Il nome “Martino” deriva da Marte, dio della guerra, e significa “piccolo Marte”. Dandogli quel nome, il padre, soldato divenuto in seguito tribuno militare, si augura che Martino segua le sue orme. Il fato gli dà una mano, in quanto nel 331 d.C. un editto dell’imperatore obbliga tutti i figli dei veterani ad arruolarsi nell’esercito. Il quindicenne Martino entra così nel corpo delle cinquecento guardie imperiali, disponendo di un cavallo e di uno schiavo.
A quei tempi lo schiavo era considerato una cosa, di proprietà assoluta del padrone. Lo sanno in pochi, ma Martino rovescia tale logica e non lo tratta come uno schiavo, ma come amico e fratello, seguendo l’insegnamento di San Paolo che ammoniva: “Non c’è più giudeo né greco, né schiavo né libero, né uomo né donna, ma siete tutti una sola cosa in Gesù Cristo”.
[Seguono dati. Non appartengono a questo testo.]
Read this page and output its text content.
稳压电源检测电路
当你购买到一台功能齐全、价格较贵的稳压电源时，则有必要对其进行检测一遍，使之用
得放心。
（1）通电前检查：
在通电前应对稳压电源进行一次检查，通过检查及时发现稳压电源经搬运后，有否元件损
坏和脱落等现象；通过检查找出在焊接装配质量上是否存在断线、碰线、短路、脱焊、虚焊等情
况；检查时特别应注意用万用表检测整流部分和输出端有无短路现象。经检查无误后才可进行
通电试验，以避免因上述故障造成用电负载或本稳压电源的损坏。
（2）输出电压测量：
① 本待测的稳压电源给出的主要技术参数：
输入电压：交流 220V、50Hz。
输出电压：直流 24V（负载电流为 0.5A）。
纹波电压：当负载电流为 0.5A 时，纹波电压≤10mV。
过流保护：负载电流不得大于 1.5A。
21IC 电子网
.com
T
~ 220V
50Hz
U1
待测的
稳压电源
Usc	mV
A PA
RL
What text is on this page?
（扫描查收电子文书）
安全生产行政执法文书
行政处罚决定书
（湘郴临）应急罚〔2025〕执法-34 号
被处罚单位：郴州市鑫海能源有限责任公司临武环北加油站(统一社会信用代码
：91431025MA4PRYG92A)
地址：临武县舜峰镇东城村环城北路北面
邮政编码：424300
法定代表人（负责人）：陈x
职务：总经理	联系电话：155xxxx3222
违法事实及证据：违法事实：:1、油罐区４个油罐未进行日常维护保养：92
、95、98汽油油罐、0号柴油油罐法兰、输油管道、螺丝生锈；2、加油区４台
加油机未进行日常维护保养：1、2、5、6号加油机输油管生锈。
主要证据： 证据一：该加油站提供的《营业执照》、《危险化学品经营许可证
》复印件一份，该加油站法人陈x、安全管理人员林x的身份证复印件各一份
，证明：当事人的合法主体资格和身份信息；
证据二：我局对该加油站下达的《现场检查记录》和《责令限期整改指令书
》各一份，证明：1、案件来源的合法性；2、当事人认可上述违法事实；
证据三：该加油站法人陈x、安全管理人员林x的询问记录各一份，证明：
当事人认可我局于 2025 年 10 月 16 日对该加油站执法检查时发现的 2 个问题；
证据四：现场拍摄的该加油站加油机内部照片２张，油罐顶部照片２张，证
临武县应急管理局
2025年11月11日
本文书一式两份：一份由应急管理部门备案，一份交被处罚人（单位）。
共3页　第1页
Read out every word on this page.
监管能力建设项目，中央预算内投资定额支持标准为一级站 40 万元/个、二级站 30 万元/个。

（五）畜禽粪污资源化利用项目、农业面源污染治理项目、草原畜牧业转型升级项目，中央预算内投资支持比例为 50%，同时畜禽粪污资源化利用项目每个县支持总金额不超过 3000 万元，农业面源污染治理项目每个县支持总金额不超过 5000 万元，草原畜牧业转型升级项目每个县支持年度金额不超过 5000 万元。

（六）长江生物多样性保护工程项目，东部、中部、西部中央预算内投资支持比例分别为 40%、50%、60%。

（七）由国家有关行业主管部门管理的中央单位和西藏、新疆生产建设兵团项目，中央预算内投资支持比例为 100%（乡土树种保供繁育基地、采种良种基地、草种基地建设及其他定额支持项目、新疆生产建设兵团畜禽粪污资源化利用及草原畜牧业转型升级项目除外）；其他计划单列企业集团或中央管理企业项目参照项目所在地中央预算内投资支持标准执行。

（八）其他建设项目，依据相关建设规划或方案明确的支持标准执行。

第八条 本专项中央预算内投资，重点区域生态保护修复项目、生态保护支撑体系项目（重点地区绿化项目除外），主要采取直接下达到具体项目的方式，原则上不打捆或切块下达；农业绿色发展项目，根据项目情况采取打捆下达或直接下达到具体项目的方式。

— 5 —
In seguito, lo sappiamo tutti, alle porte di Amiens, Martino fa a metà del suo mantello con un povero seminudo e intirizzito dal freddo di un rigidissimo inverno. Gesù stesso, nella notte, gli appare in sogno rivestito della parte del mantello con cui aveva ricoperto il povero, a confermare la validità perenne della parola evangelica: “Ero nudo e mi avete vestito…. Ogni volta che avete fatto ciò a uno solo di questi miei fratelli più piccoli, l’avete fatto a me”.
Che cosa bella: il nome Martino. . . . da simbolo di guerra . . . . diventa simbolo di pace e carità!
Oggi, più che mai, il mondo ha bisogno di carità, perché è la carità la fonte di ogni bene. È sorgente di pace, di giustizia, di comunione, di gioia, di perdono, di fratellanza.